Just in time for zucchini season, I thought I would post our secret family recipe. This is my mother’s version, and I have to say the best version of zucchini bread I have ever tasted. I modified the flour to make it gluten free, otherwise it is just as she has always prepared her zucchini breads years ago. The secret to good zucchini bread is providing ample amounts of zucchini and plenty of vegetable oil. This makes a moist, melt in your mouth bread that doesn’t crumble and fall apart. This recipe is gluten, corn, soy, dairy, and yeast-free. If you are avoiding eggs as well, check out the link to my egg-free version.
Ingredients for Gluten and Corn free Zucchini Bread:
2 large zucchinis, coarsely shredded
1 cup pure cane sugar
1 cup vegetable oil
3 eggs, beaten (if you are avoiding eggs, check out our forum for my Egg-free Zucchini Bread recipe)
3 cups of Bob’s Red Mill Gluten Free All Purpose Flour.
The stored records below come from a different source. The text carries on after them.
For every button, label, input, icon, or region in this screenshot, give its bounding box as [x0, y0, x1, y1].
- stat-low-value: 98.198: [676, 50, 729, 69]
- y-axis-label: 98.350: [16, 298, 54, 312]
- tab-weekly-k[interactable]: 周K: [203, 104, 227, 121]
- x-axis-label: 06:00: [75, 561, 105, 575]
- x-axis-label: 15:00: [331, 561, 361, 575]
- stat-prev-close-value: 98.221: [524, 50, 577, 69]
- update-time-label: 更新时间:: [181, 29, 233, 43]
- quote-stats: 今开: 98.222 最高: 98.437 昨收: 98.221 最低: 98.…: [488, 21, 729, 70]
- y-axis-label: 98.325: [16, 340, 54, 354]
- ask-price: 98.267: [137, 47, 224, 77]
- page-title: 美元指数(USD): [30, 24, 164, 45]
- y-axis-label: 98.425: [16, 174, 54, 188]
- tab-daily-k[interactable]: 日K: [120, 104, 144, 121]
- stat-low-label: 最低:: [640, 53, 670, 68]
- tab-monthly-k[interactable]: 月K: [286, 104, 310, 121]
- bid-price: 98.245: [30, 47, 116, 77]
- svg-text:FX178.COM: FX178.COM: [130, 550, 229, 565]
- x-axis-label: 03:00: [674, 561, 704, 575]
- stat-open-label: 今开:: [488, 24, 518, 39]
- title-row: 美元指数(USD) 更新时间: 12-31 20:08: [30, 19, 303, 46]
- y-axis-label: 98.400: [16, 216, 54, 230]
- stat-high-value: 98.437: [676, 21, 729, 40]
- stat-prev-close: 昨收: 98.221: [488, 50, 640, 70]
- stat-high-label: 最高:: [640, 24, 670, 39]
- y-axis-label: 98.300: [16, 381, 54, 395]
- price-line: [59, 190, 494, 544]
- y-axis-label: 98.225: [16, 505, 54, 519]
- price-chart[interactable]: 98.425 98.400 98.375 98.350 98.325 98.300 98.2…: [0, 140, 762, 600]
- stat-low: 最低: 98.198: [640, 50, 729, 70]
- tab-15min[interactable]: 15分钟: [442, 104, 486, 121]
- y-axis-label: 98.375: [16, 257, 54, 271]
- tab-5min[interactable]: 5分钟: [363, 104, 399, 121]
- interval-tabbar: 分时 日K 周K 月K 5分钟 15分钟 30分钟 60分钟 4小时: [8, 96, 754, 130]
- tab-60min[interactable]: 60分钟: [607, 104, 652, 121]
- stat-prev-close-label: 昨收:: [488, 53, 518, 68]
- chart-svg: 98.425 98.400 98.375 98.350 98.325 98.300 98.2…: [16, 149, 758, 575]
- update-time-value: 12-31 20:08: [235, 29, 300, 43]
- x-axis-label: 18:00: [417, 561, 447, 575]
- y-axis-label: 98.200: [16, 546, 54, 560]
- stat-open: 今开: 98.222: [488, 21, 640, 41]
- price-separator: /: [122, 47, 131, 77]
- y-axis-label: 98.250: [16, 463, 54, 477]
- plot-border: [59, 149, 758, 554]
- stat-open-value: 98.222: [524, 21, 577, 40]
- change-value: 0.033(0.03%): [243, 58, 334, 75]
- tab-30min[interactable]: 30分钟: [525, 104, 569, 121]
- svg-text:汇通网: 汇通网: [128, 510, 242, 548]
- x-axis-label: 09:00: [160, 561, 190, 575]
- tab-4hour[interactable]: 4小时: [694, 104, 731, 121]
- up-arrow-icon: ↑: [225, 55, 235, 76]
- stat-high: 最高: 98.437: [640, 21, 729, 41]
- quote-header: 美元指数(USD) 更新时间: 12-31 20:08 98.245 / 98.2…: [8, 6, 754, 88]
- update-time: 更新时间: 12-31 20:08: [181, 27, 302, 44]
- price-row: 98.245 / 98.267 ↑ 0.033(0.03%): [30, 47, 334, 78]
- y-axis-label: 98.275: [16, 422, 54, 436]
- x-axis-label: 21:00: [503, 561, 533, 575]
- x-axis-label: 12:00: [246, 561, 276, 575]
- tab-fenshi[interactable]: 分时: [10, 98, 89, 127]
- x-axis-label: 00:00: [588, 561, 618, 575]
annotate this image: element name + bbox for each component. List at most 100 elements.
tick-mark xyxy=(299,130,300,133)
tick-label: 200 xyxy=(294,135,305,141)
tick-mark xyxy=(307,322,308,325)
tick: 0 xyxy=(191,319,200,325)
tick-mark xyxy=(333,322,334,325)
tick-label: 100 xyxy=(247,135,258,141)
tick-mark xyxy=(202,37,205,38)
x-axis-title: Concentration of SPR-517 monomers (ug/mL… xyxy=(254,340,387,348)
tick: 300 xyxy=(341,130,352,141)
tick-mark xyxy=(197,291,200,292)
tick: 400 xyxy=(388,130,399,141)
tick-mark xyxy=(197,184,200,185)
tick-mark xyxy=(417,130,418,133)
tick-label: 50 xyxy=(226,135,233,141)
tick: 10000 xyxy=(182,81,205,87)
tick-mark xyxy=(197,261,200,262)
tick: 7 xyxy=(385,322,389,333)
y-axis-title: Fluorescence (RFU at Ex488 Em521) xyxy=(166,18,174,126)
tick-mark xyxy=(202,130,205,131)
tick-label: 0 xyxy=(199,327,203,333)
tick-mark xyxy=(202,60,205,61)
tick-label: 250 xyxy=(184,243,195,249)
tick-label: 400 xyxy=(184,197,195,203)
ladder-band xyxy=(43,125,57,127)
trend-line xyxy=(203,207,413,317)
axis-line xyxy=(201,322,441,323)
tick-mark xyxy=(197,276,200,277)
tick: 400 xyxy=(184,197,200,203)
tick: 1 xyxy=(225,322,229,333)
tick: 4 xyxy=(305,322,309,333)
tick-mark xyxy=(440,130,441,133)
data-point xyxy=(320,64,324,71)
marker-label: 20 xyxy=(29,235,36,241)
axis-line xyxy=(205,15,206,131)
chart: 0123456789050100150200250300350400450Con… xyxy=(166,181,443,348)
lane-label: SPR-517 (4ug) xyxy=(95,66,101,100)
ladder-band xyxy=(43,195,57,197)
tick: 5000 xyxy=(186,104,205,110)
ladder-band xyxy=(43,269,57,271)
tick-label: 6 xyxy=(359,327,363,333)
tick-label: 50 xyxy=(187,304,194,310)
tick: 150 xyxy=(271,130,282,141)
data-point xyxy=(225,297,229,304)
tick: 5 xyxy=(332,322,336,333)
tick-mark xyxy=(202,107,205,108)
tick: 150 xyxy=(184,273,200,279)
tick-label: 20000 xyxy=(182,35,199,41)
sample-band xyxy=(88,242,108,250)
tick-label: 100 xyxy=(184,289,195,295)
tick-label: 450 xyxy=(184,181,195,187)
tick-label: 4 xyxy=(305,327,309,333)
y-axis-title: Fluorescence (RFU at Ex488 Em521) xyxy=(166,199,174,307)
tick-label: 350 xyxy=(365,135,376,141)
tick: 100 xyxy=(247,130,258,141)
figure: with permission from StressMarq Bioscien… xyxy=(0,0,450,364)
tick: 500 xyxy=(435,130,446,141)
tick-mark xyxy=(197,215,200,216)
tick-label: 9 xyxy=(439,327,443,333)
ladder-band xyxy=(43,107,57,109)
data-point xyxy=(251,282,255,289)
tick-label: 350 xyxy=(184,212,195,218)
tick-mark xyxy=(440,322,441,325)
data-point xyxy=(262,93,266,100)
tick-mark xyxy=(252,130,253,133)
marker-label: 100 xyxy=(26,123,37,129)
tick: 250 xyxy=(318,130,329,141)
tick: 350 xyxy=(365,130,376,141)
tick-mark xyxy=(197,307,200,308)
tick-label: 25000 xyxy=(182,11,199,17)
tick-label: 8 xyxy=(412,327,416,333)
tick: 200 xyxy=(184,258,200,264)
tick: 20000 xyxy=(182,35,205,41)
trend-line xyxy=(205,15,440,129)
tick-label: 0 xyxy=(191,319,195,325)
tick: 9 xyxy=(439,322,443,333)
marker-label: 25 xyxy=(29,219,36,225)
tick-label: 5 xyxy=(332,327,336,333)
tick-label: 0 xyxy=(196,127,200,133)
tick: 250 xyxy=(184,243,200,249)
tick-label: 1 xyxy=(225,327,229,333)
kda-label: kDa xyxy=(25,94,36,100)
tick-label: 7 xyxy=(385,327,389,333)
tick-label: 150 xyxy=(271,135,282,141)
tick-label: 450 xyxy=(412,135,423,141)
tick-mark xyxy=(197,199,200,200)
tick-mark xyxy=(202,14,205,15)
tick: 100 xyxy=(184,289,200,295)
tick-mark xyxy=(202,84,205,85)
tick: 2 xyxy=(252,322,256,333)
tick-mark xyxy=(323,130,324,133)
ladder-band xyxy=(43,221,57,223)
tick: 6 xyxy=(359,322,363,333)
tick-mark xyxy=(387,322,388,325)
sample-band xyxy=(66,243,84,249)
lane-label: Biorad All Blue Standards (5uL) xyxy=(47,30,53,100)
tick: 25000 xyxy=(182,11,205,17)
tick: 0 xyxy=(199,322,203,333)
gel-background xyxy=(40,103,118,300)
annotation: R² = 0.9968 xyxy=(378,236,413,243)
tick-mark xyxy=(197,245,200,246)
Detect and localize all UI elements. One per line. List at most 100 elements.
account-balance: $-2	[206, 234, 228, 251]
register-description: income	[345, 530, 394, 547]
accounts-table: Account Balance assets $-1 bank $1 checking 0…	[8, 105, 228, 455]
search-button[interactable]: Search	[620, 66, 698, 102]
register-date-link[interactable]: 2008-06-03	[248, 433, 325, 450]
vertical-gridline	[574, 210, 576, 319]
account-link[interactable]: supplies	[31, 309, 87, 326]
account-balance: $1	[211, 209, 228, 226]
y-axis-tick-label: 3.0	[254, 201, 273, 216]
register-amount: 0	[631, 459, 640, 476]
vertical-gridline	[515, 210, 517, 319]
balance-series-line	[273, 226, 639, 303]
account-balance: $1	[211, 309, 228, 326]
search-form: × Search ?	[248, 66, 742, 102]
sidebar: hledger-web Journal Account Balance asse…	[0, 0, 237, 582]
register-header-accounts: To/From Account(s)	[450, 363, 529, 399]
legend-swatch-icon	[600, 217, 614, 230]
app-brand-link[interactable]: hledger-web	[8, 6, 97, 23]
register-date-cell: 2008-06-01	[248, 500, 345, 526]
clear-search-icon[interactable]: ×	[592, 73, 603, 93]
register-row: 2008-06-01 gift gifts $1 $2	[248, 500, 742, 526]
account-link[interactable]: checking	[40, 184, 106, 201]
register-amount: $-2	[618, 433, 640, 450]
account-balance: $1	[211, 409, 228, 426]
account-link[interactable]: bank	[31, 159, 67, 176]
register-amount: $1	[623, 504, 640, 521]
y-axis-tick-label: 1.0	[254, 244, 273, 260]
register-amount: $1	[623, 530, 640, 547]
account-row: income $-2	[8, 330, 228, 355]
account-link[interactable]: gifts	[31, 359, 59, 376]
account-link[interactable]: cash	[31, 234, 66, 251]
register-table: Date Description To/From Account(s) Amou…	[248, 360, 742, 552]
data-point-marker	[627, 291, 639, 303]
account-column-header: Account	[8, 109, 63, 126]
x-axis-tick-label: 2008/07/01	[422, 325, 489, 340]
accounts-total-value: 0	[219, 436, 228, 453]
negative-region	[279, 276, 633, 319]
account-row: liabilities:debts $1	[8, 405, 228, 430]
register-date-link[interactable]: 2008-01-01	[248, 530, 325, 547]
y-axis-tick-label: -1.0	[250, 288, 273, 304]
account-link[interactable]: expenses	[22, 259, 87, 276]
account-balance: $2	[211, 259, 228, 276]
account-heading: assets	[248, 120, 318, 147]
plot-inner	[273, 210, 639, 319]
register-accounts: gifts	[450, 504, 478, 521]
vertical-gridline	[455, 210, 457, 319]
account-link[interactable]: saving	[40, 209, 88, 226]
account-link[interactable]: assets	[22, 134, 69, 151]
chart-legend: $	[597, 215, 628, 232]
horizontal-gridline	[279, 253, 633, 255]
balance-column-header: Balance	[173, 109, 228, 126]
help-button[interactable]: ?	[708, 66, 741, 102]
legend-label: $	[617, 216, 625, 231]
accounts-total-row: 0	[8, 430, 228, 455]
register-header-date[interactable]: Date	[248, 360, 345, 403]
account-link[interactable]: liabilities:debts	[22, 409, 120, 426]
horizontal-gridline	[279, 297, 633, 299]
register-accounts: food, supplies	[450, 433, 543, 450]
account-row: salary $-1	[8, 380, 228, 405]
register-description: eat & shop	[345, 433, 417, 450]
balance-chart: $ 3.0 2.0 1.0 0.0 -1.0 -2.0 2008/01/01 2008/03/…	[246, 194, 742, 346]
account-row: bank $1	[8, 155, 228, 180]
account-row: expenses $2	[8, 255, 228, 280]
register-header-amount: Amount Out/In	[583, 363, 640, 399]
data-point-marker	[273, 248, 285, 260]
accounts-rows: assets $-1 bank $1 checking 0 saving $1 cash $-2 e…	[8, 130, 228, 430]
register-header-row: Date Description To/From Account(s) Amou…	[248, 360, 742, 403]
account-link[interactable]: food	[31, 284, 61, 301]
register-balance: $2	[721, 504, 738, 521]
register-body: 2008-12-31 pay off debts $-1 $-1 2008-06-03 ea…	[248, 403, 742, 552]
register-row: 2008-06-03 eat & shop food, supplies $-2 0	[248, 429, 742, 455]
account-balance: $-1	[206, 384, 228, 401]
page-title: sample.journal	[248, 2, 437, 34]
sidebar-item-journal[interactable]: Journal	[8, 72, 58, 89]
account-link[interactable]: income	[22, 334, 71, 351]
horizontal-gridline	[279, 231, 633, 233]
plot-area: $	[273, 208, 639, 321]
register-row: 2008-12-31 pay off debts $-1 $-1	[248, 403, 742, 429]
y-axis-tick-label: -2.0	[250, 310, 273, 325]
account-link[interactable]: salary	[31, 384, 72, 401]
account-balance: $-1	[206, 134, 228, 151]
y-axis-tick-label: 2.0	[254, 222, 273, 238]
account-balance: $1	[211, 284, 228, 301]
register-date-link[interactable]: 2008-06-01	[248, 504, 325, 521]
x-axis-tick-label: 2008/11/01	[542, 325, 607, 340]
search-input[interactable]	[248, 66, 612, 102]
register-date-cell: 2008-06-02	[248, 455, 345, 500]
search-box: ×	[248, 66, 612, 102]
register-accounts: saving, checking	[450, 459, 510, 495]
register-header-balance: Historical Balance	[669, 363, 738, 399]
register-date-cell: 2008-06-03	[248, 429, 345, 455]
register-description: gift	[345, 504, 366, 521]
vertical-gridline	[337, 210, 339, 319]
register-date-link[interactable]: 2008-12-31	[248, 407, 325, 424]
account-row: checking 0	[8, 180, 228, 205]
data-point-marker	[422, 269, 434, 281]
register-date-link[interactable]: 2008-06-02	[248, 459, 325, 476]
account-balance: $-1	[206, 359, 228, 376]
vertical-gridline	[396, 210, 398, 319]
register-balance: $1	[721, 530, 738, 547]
This blend contains: garbanzo bean flour, potato starch, tapioca flour, whole grain sweet white sorghum flour, and fava bean flour. (You can also use a rice-based flour mix like *Pamela’s, or Better Batter.)
1 teaspoon baking soda
1 teaspoon salt
1 tablespoon cinnamon
1 teaspoon of featherweight baking powder (or homemade corn-free one)
1/2 cup coarsely chopped nuts (optional)
1 stick of butter to grease the pan, or if you are doing dairy free, a paper towel dampened with vegetable oil (do not use a spray can like Pam as it contains chemical ingredients not suited for Feingold diet).
*Pamela’s mix contains milk, nuts, and xantham gum and it already has rising agents in it, so if you use Pamela’s, you can omit the baking powder. I would still add the additional baking soda and salt
Directions for Gluten and Corn free Zucchini Bread:
Grease the bottom and sides of one 9×5 bread pan with spectrum palm oil or vegetable oil. Preheat your oven to 350 degrees F. In a mixer beat eggs, slowly adding sugar, oil and zucchini. Turn off mixer and stir in remaining ingredients. Pour batter 3/4 full into the bread pan. Bake 1 hour or until toothpick is clean. Cool 5-10 minutes, then remove from pan.
The gluten and corn free zucchini bread on the left is made with the above recipe, the zucchini bread on the right is made without cane sugar and is egg-free.